- Born: 1966 Italy
- Education: Gemological Institute of America (1989), Collegio Alla Querce (1985)
- Occupation: Jewellery designer
- Years active: 1991 – present
- Website: paolocostagli.com

= Paolo Costagli =

Italian jewellery designer and gemologist

Paolo Costagli (born in 1966) is an Italian jewellery designer and gemologist. Costagli is known for using hard-to-find coloured gemstones, sophisticated colour combinations and strong architectural shapes.

==Early life ==
During his childhood, Paolo Costagli attended the private school Collegio Alla Querce in Florence. At the age of 21, after serving in the military, he moved to the United States where he enrolled in a graduate gemology course at the Gemological Institute of America in Santa Monica, California. After getting his gemologist degree, Costagli went to Muzo, Colombia and worked for several months at the emerald mines. He then moved to Bogotá where he worked for a Japanese export company specializing in emeralds.

==Career==
He returned to the United States and moved to New York City in 1991. In 1993, he started his gem and antique jewelry business, which sold colored stones. He bought signed vintage pieces from known jewelry designers and sold them. He learned how to craft jewelry from designers like René Boivin, Suzanne Belperron, and Raymond Templier. In 1995, he began designing his jewels.

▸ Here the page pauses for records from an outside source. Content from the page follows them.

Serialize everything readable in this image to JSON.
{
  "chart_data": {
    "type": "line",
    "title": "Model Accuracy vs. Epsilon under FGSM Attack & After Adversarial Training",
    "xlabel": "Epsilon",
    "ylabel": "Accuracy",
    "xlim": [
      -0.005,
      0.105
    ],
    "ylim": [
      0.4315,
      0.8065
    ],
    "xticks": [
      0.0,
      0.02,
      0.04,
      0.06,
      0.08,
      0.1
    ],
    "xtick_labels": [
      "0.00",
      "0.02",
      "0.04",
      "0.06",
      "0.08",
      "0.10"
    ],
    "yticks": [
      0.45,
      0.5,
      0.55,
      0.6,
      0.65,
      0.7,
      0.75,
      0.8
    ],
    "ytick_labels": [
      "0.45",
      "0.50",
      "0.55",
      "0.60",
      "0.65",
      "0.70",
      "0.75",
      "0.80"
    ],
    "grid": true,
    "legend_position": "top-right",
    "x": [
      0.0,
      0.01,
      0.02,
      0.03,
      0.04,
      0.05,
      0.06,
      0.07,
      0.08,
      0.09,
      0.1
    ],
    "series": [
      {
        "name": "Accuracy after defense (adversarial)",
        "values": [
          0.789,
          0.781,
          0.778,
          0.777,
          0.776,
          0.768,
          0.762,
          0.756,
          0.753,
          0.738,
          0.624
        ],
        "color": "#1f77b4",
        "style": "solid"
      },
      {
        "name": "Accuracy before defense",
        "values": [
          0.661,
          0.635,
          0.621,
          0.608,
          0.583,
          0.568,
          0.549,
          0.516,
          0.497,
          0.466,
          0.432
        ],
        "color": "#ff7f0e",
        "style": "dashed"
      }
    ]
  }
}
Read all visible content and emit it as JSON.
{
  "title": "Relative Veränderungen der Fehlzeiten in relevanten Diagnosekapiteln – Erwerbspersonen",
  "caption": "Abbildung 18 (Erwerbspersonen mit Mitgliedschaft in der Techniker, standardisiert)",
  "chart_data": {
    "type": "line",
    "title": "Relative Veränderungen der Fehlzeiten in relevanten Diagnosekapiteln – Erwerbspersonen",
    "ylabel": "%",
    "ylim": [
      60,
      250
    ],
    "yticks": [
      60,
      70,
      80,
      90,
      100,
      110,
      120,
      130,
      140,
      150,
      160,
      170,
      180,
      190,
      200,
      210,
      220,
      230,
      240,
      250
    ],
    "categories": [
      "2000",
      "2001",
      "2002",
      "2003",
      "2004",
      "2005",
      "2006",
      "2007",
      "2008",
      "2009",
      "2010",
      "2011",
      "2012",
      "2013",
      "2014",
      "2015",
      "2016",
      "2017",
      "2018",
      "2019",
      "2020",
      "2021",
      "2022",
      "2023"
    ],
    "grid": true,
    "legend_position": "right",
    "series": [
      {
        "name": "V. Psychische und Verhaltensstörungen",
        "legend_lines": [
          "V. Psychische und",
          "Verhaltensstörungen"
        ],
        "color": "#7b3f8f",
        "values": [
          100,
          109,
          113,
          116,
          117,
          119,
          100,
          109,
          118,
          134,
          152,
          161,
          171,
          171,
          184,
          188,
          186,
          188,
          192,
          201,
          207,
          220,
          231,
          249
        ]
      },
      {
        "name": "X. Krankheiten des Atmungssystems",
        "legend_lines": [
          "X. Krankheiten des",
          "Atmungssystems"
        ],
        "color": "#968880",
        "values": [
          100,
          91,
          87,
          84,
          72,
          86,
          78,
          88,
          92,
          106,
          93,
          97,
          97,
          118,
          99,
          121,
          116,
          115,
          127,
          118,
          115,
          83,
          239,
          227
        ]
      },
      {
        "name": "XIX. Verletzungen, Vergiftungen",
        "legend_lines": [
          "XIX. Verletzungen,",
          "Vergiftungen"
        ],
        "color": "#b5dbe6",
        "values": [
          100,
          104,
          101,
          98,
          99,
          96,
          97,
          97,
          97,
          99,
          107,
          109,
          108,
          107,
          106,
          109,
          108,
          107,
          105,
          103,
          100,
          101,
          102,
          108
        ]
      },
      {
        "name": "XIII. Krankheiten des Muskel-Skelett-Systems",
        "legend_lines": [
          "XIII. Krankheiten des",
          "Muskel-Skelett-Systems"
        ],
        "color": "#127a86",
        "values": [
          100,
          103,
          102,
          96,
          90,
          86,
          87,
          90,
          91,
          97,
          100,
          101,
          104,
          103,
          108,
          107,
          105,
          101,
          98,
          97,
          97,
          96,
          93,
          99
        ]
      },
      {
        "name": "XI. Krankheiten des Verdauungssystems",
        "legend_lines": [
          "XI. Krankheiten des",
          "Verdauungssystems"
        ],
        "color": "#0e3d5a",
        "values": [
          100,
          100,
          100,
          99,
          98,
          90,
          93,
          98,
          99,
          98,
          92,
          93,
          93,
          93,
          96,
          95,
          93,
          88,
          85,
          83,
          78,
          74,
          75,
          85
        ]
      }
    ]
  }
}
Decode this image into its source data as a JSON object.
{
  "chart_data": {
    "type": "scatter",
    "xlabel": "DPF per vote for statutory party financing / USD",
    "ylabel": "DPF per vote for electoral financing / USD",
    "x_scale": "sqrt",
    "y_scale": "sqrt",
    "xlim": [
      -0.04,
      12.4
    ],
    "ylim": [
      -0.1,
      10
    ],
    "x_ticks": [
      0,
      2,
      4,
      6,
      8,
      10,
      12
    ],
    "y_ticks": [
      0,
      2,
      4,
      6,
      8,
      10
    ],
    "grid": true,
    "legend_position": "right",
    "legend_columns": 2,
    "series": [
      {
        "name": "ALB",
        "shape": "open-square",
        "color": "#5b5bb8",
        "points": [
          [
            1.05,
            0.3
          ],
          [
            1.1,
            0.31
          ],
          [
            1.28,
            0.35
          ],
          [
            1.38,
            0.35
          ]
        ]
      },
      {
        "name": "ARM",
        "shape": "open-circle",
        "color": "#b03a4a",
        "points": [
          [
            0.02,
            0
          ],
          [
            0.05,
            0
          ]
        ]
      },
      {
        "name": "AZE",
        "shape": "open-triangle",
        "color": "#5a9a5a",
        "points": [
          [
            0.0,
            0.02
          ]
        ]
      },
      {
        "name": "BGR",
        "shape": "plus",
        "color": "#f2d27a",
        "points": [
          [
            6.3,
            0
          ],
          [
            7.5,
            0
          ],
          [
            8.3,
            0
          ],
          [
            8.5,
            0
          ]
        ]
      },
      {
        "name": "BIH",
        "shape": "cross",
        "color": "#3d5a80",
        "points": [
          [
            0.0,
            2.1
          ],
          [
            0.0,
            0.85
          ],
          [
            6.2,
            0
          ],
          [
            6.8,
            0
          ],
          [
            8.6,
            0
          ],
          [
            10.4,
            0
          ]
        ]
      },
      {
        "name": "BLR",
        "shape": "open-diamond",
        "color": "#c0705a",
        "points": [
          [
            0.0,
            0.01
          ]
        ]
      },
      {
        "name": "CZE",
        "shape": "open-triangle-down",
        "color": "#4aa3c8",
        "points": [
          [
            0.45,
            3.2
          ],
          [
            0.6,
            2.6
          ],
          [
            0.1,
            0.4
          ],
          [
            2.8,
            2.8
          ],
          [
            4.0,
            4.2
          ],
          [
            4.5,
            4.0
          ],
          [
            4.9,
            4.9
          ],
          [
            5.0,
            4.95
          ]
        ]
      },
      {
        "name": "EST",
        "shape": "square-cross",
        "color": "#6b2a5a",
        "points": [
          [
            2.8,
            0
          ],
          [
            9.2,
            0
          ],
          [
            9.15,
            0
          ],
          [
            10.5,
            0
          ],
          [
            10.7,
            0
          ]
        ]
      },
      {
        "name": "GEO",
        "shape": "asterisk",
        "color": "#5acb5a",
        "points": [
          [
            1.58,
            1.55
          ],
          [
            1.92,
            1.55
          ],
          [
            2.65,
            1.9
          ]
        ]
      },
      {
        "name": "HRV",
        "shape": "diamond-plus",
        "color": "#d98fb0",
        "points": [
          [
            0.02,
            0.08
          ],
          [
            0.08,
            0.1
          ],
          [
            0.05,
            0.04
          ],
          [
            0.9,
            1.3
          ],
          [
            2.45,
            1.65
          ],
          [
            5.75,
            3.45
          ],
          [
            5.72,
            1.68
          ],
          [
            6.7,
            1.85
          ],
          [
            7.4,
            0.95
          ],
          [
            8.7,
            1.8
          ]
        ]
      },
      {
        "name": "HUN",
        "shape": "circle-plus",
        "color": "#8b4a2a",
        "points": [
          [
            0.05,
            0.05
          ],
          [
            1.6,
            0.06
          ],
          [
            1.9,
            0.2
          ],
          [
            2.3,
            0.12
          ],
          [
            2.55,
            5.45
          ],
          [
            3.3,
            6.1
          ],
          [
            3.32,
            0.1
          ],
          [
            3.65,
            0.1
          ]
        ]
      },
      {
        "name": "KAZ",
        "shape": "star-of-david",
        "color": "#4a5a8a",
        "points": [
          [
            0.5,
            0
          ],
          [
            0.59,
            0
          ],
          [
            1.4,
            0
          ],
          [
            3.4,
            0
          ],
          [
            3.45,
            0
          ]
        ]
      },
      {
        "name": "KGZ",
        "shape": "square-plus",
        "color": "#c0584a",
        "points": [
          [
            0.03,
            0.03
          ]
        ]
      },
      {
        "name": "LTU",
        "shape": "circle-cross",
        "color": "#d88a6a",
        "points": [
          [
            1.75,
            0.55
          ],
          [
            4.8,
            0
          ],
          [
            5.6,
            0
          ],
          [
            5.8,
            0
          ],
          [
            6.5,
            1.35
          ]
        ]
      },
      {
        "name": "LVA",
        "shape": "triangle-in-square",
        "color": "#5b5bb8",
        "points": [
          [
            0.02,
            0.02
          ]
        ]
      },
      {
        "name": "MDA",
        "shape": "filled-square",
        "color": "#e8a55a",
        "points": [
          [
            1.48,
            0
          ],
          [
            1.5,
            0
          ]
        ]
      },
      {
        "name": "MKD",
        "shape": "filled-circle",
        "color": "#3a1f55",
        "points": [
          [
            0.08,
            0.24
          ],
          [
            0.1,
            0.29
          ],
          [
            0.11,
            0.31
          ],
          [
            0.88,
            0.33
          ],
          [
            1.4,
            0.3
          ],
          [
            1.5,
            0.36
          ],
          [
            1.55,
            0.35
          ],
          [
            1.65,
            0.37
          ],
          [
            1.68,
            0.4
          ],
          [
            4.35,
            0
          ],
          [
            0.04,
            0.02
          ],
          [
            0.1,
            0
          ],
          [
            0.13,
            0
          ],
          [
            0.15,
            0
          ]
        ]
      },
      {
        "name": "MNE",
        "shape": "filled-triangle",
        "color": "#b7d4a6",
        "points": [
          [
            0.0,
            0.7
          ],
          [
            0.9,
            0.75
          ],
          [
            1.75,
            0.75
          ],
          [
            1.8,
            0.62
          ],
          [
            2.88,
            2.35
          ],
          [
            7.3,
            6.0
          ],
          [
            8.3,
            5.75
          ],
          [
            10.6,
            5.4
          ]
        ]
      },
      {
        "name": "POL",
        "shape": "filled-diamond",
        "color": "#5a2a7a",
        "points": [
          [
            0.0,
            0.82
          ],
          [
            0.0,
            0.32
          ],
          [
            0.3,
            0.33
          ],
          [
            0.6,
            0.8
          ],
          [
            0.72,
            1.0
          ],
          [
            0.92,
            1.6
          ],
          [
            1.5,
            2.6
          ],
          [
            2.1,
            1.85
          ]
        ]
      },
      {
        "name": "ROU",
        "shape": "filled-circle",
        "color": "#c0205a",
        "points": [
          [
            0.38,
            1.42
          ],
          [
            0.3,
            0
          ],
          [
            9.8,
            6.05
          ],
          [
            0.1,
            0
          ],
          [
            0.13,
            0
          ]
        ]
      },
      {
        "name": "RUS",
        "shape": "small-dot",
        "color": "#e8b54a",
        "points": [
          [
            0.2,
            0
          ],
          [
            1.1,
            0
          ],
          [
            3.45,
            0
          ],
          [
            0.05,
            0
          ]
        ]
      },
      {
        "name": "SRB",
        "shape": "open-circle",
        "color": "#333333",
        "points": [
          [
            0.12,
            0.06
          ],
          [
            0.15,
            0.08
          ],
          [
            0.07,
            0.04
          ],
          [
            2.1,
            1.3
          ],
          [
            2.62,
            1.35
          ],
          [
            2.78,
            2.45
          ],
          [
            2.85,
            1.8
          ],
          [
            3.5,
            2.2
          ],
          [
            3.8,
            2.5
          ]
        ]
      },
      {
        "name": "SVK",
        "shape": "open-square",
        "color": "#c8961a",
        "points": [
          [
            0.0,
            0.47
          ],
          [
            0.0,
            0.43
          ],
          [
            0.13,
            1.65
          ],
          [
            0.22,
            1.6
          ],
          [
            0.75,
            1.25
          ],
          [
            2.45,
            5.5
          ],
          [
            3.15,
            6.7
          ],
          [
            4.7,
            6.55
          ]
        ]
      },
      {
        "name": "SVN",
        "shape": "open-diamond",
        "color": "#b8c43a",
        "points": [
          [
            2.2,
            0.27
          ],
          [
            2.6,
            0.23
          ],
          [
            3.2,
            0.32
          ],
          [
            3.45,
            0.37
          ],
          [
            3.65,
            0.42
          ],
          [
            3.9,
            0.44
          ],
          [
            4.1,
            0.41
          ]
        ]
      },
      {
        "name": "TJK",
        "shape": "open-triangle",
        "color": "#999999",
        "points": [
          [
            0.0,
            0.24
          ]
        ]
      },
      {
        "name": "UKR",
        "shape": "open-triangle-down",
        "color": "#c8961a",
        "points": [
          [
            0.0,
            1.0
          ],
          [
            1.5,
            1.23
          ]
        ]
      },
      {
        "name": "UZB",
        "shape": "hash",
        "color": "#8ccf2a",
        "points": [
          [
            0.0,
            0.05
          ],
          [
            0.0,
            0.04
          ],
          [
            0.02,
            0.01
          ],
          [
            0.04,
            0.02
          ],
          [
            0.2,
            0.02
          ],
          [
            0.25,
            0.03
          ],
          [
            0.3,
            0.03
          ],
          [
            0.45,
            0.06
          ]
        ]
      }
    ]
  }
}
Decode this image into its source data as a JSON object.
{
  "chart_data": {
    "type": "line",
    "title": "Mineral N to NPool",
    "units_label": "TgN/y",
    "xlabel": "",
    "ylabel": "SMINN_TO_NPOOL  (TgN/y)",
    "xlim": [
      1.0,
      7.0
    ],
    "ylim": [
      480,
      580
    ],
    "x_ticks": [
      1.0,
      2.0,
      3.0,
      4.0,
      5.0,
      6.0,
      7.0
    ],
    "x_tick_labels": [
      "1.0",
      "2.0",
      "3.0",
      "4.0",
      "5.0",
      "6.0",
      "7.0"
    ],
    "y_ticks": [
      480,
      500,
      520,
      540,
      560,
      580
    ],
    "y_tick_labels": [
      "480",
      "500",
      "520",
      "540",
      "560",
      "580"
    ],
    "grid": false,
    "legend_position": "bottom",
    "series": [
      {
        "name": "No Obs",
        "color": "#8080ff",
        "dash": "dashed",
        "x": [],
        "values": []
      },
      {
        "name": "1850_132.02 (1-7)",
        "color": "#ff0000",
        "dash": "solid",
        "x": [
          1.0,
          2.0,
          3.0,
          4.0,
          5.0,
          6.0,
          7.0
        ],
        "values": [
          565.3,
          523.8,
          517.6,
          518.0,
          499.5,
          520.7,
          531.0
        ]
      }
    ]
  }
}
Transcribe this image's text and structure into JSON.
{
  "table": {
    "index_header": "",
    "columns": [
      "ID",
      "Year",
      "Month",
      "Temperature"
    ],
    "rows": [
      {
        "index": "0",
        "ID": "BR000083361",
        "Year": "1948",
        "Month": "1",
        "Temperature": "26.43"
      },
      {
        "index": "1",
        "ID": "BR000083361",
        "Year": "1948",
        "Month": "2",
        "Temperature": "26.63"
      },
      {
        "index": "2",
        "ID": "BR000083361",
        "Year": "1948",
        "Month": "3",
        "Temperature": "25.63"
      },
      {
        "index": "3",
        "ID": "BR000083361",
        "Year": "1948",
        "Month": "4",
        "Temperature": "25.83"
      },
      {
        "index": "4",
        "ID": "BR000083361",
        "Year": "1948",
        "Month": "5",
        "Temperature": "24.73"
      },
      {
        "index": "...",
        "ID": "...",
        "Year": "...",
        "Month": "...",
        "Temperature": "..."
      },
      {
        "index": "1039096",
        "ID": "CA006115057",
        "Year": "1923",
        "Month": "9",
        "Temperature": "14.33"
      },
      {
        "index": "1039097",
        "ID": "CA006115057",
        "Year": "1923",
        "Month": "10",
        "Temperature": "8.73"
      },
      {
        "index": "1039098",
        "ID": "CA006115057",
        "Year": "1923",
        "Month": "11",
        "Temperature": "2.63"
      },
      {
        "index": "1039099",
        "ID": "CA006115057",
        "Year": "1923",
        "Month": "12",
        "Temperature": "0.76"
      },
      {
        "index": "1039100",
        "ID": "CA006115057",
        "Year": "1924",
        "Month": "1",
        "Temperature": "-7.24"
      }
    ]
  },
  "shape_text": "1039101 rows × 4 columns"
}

His early collections include Florentine (2001), which was inspired by the vivid colors he saw in the Giardino dell'Iris garden in Florence, and Brillante (2003), which was inspired by a tile pattern at the Doge's Palace in Venice.

In 2008, his Brillante bracelet was included in the permanent collection of The Museum of Arts and Design.

In 2018, his company started a curated online trunk show, allowing clients all over the world to have access to the products and information behind them.

He currently resides in New York City on Madison Avenue.